Джон Доу помогал ей в кафетерии. Он оказался беловолосым, полноватым, приятным старичком в очках с тонкой серебристой оправой. Носил стюард темно-синие форменные брюки и жилет, белую рубашку, васильковый галстук. Черты его добродушного, смуглого лица навевали образ то ли Чингачгука (фильм о нем я, кстати, не смотрела ни разу, но почему-то пришло именно это имя – Чингачгук), то ли какого-то другого «вождя краснокожих». Джон Доу предлагал на выбор сэндвич с курицей или сэндвич с сыром, подавал в прозрачной обертке дорожный набор: пластиковая ложечка, зубочистка, салфетка, сахар, влажная освежающая салфетка. Джейн Доу разливала напитки: минералка, три пакетированных сока, чай, кофе.

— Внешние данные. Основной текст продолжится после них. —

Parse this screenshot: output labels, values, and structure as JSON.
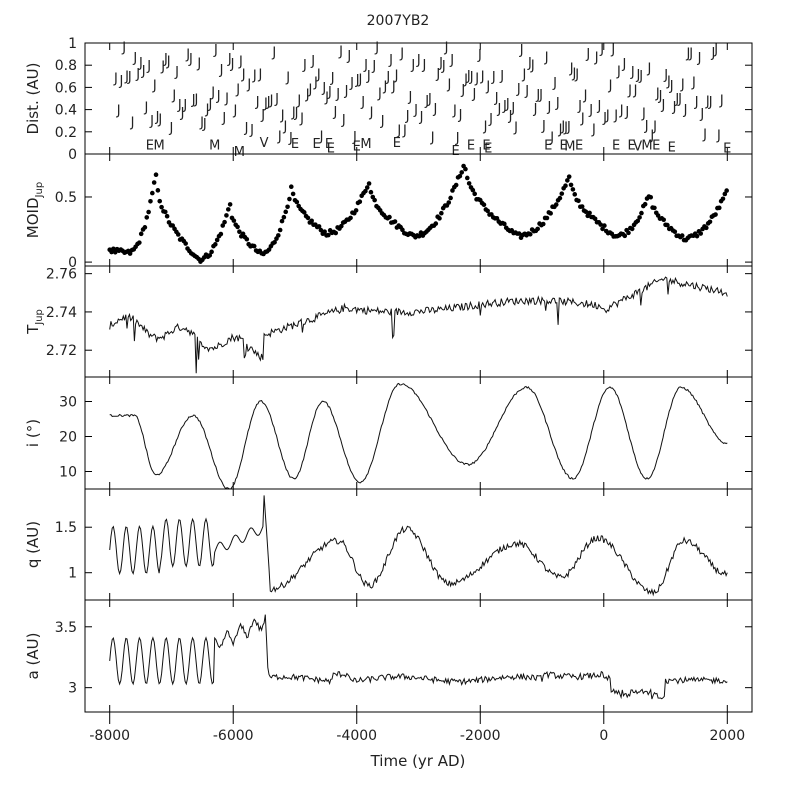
{
  "chart_data": {
    "title": "2007YB2",
    "xlabel": "Time (yr AD)",
    "xlim": [
      -8400,
      2400
    ],
    "x_ticks": [
      -8000,
      -6000,
      -4000,
      -2000,
      0,
      2000
    ],
    "panels": [
      {
        "id": "dist",
        "type": "scatter-text",
        "ylabel": "Dist. (AU)",
        "ylim": [
          0,
          1
        ],
        "y_ticks": [
          "0",
          "0.2",
          "0.4",
          "0.6",
          "0.8",
          "1"
        ],
        "y_tick_values": [
          0,
          0.2,
          0.4,
          0.6,
          0.8,
          1
        ],
        "jupiter_marker": "J",
        "encounters": [
          {
            "x": -7350,
            "y": 0.06,
            "label": "E"
          },
          {
            "x": -7200,
            "y": 0.06,
            "label": "M"
          },
          {
            "x": -6300,
            "y": 0.06,
            "label": "M"
          },
          {
            "x": -5900,
            "y": 0.0,
            "label": "M"
          },
          {
            "x": -5500,
            "y": 0.08,
            "label": "V"
          },
          {
            "x": -5000,
            "y": 0.07,
            "label": "E"
          },
          {
            "x": -4650,
            "y": 0.07,
            "label": "E"
          },
          {
            "x": -4450,
            "y": 0.07,
            "label": "E"
          },
          {
            "x": -4420,
            "y": 0.03,
            "label": "E"
          },
          {
            "x": -4000,
            "y": 0.05,
            "label": "E"
          },
          {
            "x": -3850,
            "y": 0.07,
            "label": "M"
          },
          {
            "x": -3350,
            "y": 0.08,
            "label": "E"
          },
          {
            "x": -2400,
            "y": 0.01,
            "label": "E"
          },
          {
            "x": -2150,
            "y": 0.06,
            "label": "E"
          },
          {
            "x": -1900,
            "y": 0.06,
            "label": "E"
          },
          {
            "x": -1870,
            "y": 0.03,
            "label": "E"
          },
          {
            "x": -900,
            "y": 0.06,
            "label": "E"
          },
          {
            "x": -650,
            "y": 0.06,
            "label": "E"
          },
          {
            "x": -550,
            "y": 0.05,
            "label": "M"
          },
          {
            "x": -400,
            "y": 0.06,
            "label": "E"
          },
          {
            "x": 200,
            "y": 0.06,
            "label": "E"
          },
          {
            "x": 450,
            "y": 0.06,
            "label": "E"
          },
          {
            "x": 550,
            "y": 0.05,
            "label": "V"
          },
          {
            "x": 700,
            "y": 0.06,
            "label": "M"
          },
          {
            "x": 850,
            "y": 0.06,
            "label": "E"
          },
          {
            "x": 1100,
            "y": 0.04,
            "label": "E"
          },
          {
            "x": 2000,
            "y": 0.03,
            "label": "E"
          }
        ]
      },
      {
        "id": "moid",
        "type": "scatter",
        "ylabel": "MOID",
        "ylabel_sub": "Jup",
        "ylim": [
          -0.03,
          0.83
        ],
        "y_ticks": [
          "0",
          "0.5"
        ],
        "y_tick_values": [
          0,
          0.5
        ]
      },
      {
        "id": "tjup",
        "type": "line",
        "ylabel": "T",
        "ylabel_sub": "Jup",
        "ylim": [
          2.706,
          2.764
        ],
        "y_ticks": [
          "2.72",
          "2.74",
          "2.76"
        ],
        "y_tick_values": [
          2.72,
          2.74,
          2.76
        ]
      },
      {
        "id": "incl",
        "type": "line",
        "ylabel": "i (°)",
        "ylim": [
          5,
          37
        ],
        "y_ticks": [
          "10",
          "20",
          "30"
        ],
        "y_tick_values": [
          10,
          20,
          30
        ]
      },
      {
        "id": "q",
        "type": "line",
        "ylabel": "q (AU)",
        "ylim": [
          0.7,
          1.92
        ],
        "y_ticks": [
          "1",
          "1.5"
        ],
        "y_tick_values": [
          1,
          1.5
        ]
      },
      {
        "id": "a",
        "type": "line",
        "ylabel": "a (AU)",
        "ylim": [
          2.8,
          3.72
        ],
        "y_ticks": [
          "3",
          "3.5"
        ],
        "y_tick_values": [
          3,
          3.5
        ]
      }
    ]
  }
}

Кушать не хотелось (я, вообще, в самолетах редко кушаю, тем более сэндвичи – вкус у хлеба в них бумажный), но взяла треугольную коробку «с курицей» – сытость убаюкивает, нервозность отступает. Вкус у самолетного кофе особенный – описать подобную гадость слов не подберешь, зато узнаешь ее по первому глотку. А и к черту! – если из головы, благодаря кофе, уйдет сонное отупение, то гадость не гадость, а выпью пару кружек.